NESTED PARALLELIZATIONS?
Let's say I am trying to do the equivalent of "nested for loops" in Spark. Something like in a regular language, let's say I have a routine in the inside loop that estimates Pi the way the Pi Average Spark example does (see Estimating Pi)
i = 1000; j = 10^6; counter = 0.0;
for ( int i =0; i < iLimit; i++)
for ( int j=0; j < jLimit ; j++)
counter += PiEstimator();
estimateOfAllAverages = counter / i;
Can I nest parallelize calls in Spark? I am trying and have not worked out the kinks yet. Would be happy to post errors and code but I think I am asking a more conceptual question about whether this is the right approach in Spark.
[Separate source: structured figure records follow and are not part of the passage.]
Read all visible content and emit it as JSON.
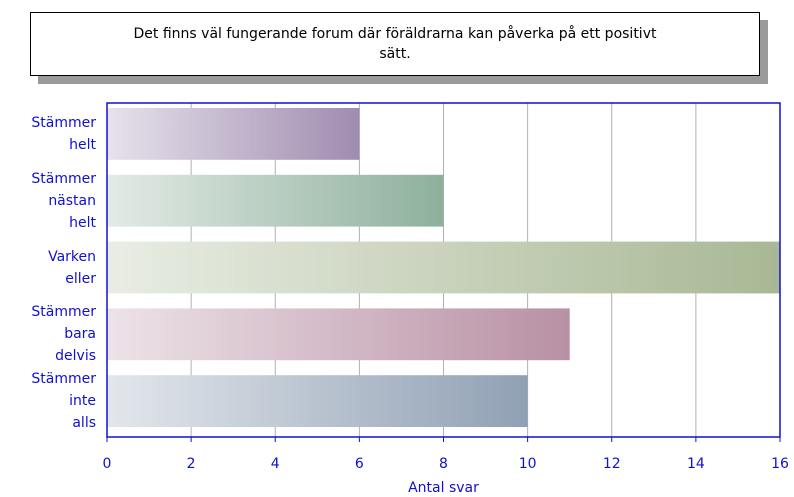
{
  "chart_data": {
    "type": "bar",
    "orientation": "horizontal",
    "title": "Det finns väl fungerande forum där föräldrarna kan påverka på ett positivt sätt.",
    "categories": [
      "Stämmer helt",
      "Stämmer nästan helt",
      "Varken eller",
      "Stämmer bara delvis",
      "Stämmer inte alls"
    ],
    "values": [
      6,
      8,
      16,
      11,
      10
    ],
    "colors": [
      "#a08cb0",
      "#8eb09c",
      "#a8b894",
      "#b890a4",
      "#90a0b4"
    ],
    "xlabel": "Antal svar",
    "xlim": [
      0,
      16
    ],
    "xticks": [
      0,
      2,
      4,
      6,
      8,
      10,
      12,
      14,
      16
    ],
    "grid": true
  }
}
I can already parallelize a single Spark Example / Pi Estimate, now I want to do that 1000 times to see if it converges on Pi. (This relates to a larger problem we are trying to solve, if something closer to MVCE is needed I'd be happy to add )
BOTTOM LINE QUESTION I just need someone to answer directly: Is this the right approach, to use nested parallelize calls? If not please advise something specific, thanks! Here's a pseudo-code approach of what I think will be the right approach:
// use accumulator to keep track of each Pi Estimate result
sparkContext.parallelize(arrayOf1000, slices).map{ Function call
sparkContext.parallelize(arrayOf10^6, slices).map{
// do the 10^6 thing here and update accumulator with each result
}
}
// take average of accumulator to see if all 1000 Pi estimates converge on Pi
BACKGROUND: I had asked this question and got a general answer but it did not lead to a solution, after some waffling I decided to post a new question with a different characterization. I also tried to ask this on the Spark User maillist but no dice there either. Thanks in advance for any help.